“逃げるなぁっ!! ……生きることから、逃げるな!!”
これがお父さんがお母さんに言った初めてのプロポーズらしい……
今思い返すと、なんでこんなことを言ったのかは本人も分からないらしい……
でも、何だかその言葉はとても、心に来る言葉だと私は思った。
◇
ここ数日は平和だった……一部を除けば。
その一部と言うのは、ラウラのことだ。
ラウラは私とお父さんを憎んでいる。
お父さんは、千冬伯母さんのモンド・グロッソで二連覇を逃したことへの逆恨み。
私は、自分より強いってことが、気に入らないらしい。
まあ、その程度のことならどうにも出来るけれど、今回は流石の私でもキレた。
「ラウラ・ボーデヴィッヒィィィ!!!!」
アリーナで専用機持ちの模擬戦をやっていると言う噂を聞いたので、私は行ってみた。
そこでやっていたのは、模擬戦ではなく……ただの一方的な戦い。
SEが尽きた、セシリアと鈴を一方的に痛めつけるラウラ。
その時、私の中で何かが砕けた。
「舞え……夜桜ぁぁぁ!!」
雪片弐型を展開し、アリーナに張られているバリアを切り裂く。
そのまま、スラスターを最大出力まで上げる。
「来たな……織斑秋葉ぁっ!!」
こちらに気付いた、ラウラは2人を無視し、秋葉の方に身体を向ける。
しかし、それは悪手だった。
「『憤怒』のアーカイブに接続。
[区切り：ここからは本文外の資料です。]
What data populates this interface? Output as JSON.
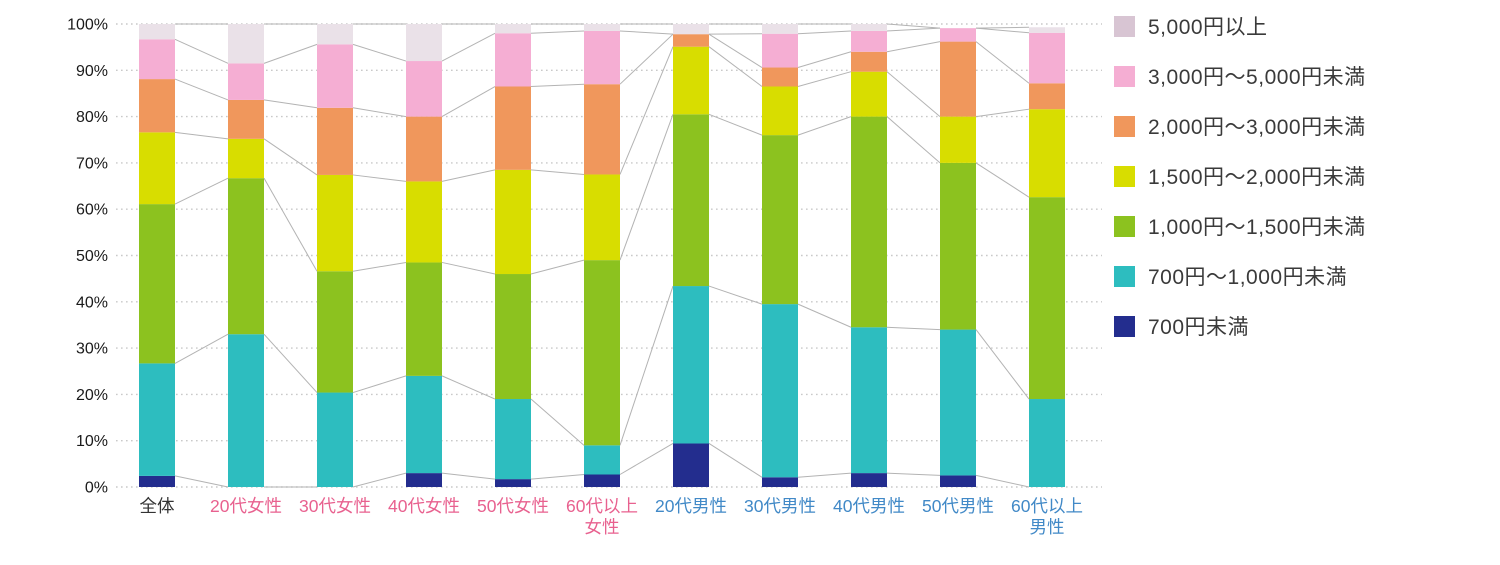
{
  "chart_data": {
    "type": "bar",
    "subtype": "stacked-100-percent",
    "title": "",
    "xlabel": "",
    "ylabel": "",
    "ylim": [
      0,
      100
    ],
    "grid": "dotted horizontal lines every 10%",
    "legend_position": "right",
    "y_ticks": [
      "0%",
      "10%",
      "20%",
      "30%",
      "40%",
      "50%",
      "60%",
      "70%",
      "80%",
      "90%",
      "100%"
    ],
    "categories": [
      "全体",
      "20代女性",
      "30代女性",
      "40代女性",
      "50代女性",
      "60代以上\n女性",
      "20代男性",
      "30代男性",
      "40代男性",
      "50代男性",
      "60代以上\n男性"
    ],
    "category_colors": [
      "#333333",
      "#e8618f",
      "#e8618f",
      "#e8618f",
      "#e8618f",
      "#e8618f",
      "#4189c7",
      "#4189c7",
      "#4189c7",
      "#4189c7",
      "#4189c7"
    ],
    "series": [
      {
        "name": "700円未満",
        "color": "#232d8e",
        "values": [
          2.4,
          0,
          0,
          3.0,
          1.7,
          2.7,
          9.4,
          2.1,
          3.0,
          2.5,
          0
        ]
      },
      {
        "name": "700円〜1,000円未満",
        "color": "#2dbdbf",
        "values": [
          24.3,
          33.0,
          20.4,
          21.0,
          17.3,
          6.3,
          34.0,
          37.4,
          31.5,
          31.5,
          19.0
        ]
      },
      {
        "name": "1,000円〜1,500円未満",
        "color": "#8cc21f",
        "values": [
          34.4,
          33.7,
          26.2,
          24.5,
          27.0,
          40.0,
          37.1,
          36.5,
          45.5,
          36.0,
          43.6
        ]
      },
      {
        "name": "1,500円〜2,000円未満",
        "color": "#d8dd00",
        "values": [
          15.5,
          8.5,
          20.8,
          17.5,
          22.5,
          18.5,
          14.6,
          10.5,
          9.7,
          10.0,
          19.0
        ]
      },
      {
        "name": "2,000円〜3,000円未満",
        "color": "#f0975c",
        "values": [
          11.5,
          8.4,
          14.5,
          14.0,
          18.0,
          19.5,
          2.7,
          4.1,
          4.3,
          16.2,
          5.6
        ]
      },
      {
        "name": "3,000円〜5,000円未満",
        "color": "#f5aed3",
        "values": [
          8.6,
          7.9,
          13.7,
          12.0,
          11.5,
          11.5,
          0,
          7.3,
          4.5,
          2.9,
          10.9
        ]
      },
      {
        "name": "5,000円以上",
        "color": "#eae1e8",
        "legend_color": "#d8c5d3",
        "values": [
          3.3,
          8.5,
          4.4,
          8.0,
          2.0,
          1.5,
          2.2,
          2.1,
          1.5,
          0,
          1.2
        ]
      }
    ],
    "colors": {
      "gridline": "#c9c9c9",
      "connector_line": "#b3b3b3",
      "axis_text": "#1a1a1a",
      "female_label": "#e8618f",
      "male_label": "#4189c7",
      "overall_label": "#333333"
    }
  }
}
テーマを実行!!」
夜桜の機体色が桜色から紅色へと変わる。
それはまるで血の様に真っ赤な機体の夜桜だった。
「ロード・カートリッジ!!」
白刀・桜から数回リロード音を聞こえる。
それと同時にラウラは吹き飛ばされた。
「なっ!?」
先程自分のいた場所には、秋葉がいた。
しかし、それは可笑しかった。
観客席にも秋葉はいる。
(どうなっている!?)
ラウラは分からなかった。
だが、その正体はすぐにも分かった。
「ぐっ!」
自分が着地すると同時に秋葉が横に現れ、黒刀を振り下ろす。
ラウラは間一髪でレイザーブレイドでガードする。
(なんて、力をしているっ!! しかも、残像を残す程の速さで移動するなど……)
秋葉の黒刀をガードすると同時に地面が陥没する。
だが、それだけでは終わらない。
それは、一瞬の出来事だった。
ラウラは何の音もなく吹き飛ばされ、ISは強制解除された。
その数秒後に物凄い音が響きわたった。
◇
織斑一夏はその光景に凌駕する。
セシリアと鈴がラウラと模擬戦をしていると聞いた時、とても嫌な予感がしたので見に行くと予感通りだった。
そして、白式を展開しようとした時だった。
向かい側の観客席から物凄い音を起てて、赤い機体が姿を現す。
「ラウラ・ボーデヴィッヒィィィ!!!!」
その機体の操縦者は秋葉だった。
夜桜は彼女の心の色を写したように、赤……それすらを超えて、紅の色へと変わっていた。
そこからは、一方的な展開だった。
ラウラは手も足も出ず、一瞬にして終わった。
「まじかよ……」
一夏は初めて、その身に感じた。
恐怖と言う物を……
◇
「ふ……ざ……ける……な……。私は……選ば……れた……人間……なんだぞ……」
光の速さで攻撃を受けてなお、まだ立ち上がるラウラ。
秋葉の目には、光を輝きはなく、ただそこに転がっているゴミを見る目その物の。
「私は……選ばれた人間なんだぁぁぁ!!」
部分展開したレイザーブレイドを抜き取り、ラウラは突っ込む。
しかし、それは届くことは無かった。
ラウラと秋葉の間に入って来た千冬によって止められたのだ。
「そこまでにしとけ……」
「き、教官!?」
ISなど装備せずに、打鉄の装備であるブレイドを軽々と持ち、ラウラのレイザーブレイドを止める。
これ以上の戦闘は無意味と判断した秋葉はISを解除する。
「アリーナのバリアを破る程になると、私も見過ごせない……。決着を付けたければトーナメントでやれ。両方いいな?」
「教官がそう仰るなら……」
「構わないわ……」
「よし。以降をもってトーナメント当日まで、私闘及び模擬戦を禁じる。解散だぁ!!」
千冬の宣言により、全員アリーナを後にする。
秋葉はセシリアと鈴を回収する。